Everyone knows how detrimental stress can be to the body and soul. So often we forget to stop and smell the roses.
Loretta West has a “pill” for that. It’s called Zentangle. First, she’ll ask you to take a seat and relax and appreciate simply being in the moment. Then she’ll ask you to plant your feet firmly on the ground, take a deep breath and have no expectations as she hands you a pencil. After an hour or so of soft prompting by West, a lovely drawing appears, even if you’ve never drawn before.
It’s a repetitive, soothing and intuitive process. Studies have shown that coloring or doodling is very similar to meditation.

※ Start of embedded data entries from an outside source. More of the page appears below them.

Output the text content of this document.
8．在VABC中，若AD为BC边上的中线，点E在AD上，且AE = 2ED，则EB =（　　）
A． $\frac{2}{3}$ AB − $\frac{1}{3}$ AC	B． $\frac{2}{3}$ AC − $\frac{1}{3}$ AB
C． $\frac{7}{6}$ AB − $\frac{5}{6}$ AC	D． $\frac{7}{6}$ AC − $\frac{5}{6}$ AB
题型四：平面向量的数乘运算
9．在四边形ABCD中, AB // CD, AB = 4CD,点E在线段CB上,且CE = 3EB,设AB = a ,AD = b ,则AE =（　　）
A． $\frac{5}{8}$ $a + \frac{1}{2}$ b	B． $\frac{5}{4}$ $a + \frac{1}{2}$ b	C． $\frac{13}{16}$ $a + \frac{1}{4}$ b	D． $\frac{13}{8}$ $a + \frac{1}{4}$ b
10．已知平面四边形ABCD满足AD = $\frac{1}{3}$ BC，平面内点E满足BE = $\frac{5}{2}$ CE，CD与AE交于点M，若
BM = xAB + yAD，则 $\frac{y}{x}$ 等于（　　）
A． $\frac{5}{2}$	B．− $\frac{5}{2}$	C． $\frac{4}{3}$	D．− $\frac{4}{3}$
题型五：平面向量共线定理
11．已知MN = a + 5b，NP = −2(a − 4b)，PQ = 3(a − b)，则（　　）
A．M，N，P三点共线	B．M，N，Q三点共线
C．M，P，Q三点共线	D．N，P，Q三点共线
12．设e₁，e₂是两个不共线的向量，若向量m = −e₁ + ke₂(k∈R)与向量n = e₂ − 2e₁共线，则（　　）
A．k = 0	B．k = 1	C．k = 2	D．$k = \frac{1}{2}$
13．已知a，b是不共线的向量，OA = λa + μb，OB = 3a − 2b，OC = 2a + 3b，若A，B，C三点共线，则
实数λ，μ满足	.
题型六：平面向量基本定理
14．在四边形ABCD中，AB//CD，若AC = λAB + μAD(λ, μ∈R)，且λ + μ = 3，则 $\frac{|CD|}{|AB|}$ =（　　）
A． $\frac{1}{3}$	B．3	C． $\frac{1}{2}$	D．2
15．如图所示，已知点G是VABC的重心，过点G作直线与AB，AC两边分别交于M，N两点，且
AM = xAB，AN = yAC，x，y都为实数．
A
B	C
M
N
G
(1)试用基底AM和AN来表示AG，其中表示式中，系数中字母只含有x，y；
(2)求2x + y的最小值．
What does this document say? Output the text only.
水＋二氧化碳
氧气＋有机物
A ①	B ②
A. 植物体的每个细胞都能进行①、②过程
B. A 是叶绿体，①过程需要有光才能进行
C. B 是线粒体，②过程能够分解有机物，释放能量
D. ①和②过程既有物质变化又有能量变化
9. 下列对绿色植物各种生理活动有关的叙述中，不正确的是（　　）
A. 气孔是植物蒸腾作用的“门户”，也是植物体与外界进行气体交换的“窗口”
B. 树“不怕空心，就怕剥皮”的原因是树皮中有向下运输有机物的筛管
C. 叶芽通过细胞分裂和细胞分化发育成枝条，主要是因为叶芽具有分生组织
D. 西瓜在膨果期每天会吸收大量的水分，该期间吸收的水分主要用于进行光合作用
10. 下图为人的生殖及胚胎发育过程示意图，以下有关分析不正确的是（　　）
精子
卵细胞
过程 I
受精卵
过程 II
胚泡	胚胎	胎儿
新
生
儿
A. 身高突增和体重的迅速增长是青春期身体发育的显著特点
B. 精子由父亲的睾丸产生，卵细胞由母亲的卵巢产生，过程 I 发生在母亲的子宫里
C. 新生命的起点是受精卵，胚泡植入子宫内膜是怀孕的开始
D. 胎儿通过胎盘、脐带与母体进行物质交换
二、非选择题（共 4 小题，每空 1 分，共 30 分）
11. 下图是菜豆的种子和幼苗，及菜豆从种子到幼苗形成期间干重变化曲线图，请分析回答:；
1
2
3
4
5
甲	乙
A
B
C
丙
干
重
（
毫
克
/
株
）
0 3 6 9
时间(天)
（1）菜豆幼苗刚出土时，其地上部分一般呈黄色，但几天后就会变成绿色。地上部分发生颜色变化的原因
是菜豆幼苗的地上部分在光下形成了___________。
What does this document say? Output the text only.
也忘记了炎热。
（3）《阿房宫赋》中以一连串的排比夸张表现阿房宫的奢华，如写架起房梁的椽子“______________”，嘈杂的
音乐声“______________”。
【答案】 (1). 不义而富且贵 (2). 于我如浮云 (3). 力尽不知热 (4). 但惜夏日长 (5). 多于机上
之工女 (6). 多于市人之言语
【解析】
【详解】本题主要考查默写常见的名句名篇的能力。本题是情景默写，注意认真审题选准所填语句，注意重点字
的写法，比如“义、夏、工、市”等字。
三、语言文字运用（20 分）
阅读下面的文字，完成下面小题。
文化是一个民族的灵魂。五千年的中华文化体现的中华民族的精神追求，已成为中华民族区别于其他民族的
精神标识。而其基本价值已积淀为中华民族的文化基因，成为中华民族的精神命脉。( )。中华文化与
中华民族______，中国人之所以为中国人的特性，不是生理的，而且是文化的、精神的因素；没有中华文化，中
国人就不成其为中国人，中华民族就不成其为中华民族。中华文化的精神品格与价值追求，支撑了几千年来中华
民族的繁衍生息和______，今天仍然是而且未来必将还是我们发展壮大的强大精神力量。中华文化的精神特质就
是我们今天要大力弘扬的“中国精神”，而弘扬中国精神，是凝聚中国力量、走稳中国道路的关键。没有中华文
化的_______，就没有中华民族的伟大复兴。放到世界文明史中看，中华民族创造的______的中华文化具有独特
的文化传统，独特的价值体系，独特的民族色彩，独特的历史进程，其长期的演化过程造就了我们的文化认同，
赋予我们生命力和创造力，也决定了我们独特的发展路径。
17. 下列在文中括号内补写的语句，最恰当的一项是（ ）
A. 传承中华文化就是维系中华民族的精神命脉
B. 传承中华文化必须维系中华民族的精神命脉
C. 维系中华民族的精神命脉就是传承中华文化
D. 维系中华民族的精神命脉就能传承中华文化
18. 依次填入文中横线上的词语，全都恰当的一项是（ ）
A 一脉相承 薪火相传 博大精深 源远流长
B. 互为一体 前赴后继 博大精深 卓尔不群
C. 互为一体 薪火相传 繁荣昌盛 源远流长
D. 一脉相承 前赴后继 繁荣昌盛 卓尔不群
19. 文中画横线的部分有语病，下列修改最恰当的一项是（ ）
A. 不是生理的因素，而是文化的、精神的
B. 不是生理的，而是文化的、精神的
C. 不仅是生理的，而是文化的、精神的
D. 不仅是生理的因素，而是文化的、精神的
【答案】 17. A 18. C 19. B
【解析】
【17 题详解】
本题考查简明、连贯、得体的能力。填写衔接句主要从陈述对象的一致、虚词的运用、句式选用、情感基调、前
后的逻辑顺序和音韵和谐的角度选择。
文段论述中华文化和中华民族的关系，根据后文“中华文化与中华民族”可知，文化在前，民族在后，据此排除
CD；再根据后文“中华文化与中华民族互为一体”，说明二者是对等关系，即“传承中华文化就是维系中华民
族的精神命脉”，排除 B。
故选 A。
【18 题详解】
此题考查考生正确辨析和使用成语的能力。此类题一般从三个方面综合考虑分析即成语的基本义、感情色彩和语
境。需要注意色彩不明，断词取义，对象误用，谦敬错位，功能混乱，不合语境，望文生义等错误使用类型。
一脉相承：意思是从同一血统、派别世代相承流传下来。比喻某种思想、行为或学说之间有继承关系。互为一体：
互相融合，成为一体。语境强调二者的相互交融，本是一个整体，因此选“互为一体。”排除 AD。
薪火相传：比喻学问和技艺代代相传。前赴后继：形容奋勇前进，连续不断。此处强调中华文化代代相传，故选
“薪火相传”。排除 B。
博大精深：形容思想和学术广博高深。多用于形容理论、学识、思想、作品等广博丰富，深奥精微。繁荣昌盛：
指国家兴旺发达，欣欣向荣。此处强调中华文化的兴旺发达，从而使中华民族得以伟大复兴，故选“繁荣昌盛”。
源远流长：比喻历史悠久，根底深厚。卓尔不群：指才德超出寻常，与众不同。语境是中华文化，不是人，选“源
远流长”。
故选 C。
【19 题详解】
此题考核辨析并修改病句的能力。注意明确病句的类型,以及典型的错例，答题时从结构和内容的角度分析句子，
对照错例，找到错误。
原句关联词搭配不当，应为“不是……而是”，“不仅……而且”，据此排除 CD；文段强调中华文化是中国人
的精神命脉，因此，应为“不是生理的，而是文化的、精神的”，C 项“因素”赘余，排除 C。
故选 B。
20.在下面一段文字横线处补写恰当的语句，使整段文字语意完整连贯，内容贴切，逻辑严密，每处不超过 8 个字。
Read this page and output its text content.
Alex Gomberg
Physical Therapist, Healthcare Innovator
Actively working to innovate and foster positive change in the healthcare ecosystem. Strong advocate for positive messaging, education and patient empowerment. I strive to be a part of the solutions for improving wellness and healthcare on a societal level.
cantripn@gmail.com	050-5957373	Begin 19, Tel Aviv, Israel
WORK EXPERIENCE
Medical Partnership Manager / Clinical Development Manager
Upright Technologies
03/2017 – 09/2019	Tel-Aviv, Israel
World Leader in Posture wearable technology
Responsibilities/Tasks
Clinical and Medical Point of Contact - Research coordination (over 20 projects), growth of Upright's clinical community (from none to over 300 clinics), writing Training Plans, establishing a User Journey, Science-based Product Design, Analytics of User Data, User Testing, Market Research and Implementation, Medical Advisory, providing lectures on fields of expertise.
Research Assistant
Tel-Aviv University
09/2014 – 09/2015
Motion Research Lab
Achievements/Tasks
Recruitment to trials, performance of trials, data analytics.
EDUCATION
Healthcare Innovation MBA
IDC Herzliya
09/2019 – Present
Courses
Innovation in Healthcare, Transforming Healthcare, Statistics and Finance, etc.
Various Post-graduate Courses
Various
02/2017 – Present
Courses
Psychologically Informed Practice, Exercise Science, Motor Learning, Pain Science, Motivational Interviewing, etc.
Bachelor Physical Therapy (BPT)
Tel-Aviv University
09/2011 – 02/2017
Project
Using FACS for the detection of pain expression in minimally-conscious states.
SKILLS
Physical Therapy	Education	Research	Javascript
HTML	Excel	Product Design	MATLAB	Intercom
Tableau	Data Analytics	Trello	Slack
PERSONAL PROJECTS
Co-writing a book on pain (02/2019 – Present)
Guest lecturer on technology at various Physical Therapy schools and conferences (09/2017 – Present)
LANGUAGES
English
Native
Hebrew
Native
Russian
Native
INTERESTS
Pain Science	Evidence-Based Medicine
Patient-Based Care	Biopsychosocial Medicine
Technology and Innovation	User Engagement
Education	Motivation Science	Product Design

“I have noticed many positive changes in myself since I started practicing Zentangle,” she said. “I use it as a warm-up tool and that has helped me expand my creative muscle and approach things more directly. I also find that I rarely become annoyed or angry with myself or others. I have been more at peace within myself and am more patient.”
West, 53, was born and raised in northern Canada where she spent hours practicing art with how-to-draw books. In her early teens, West took oil painting lessons from her aunt. She studied art and other subjects at Grand Prairie Regional College in Alberta and tthe University of Calgary but joined the workforce before earning a degree. For many years, she worked as a private investigator, fine-tuning her observational skills, always expressing her findings in an array of media, including textile and paint. She began showing her work in 2001.
About 10 years ago, West moved to the Spokane area from Massachusetts to be closer to her parents in Canada. She became a permanent resident of the U.S. five years ago. Since moving to the area, her creativity blossomed and she began exhibiting her work steadily in Washington and Idaho while expanding her repertoire at workshops and classes. She eventually began teaching art through Dale Chihuly’s foundation Seniors Making Art. “Over the years I have tried on many artistic hats and feel the most content while learning and teaching,” she said.
West’s father died about 18 months ago and, although she continued to teach, her own artistic endeavors became muddled. “The fountain had dried up,” she said, “But I knew I needed to create to help me through the grief. I was feeling very ‘black and white’ at the time, and then I found Zentangle.”
She got on a waiting list for Zentangle training in Providence, R.I. When she didn’t hear from them, she called. “Just before I called, someone had canceled. The woman on the line agreed with me; it was fate.” Now, West is a certified Zentangle teacher and she is painting again, creating flowing and intuitive works.
“I have learned to embrace the uncertainty and even to chuckle at the absurdity of life sometimes,” she said, “The uncertainty is where I really find I do my best work, as creating grounds me and brings me back to where I find inner peace.”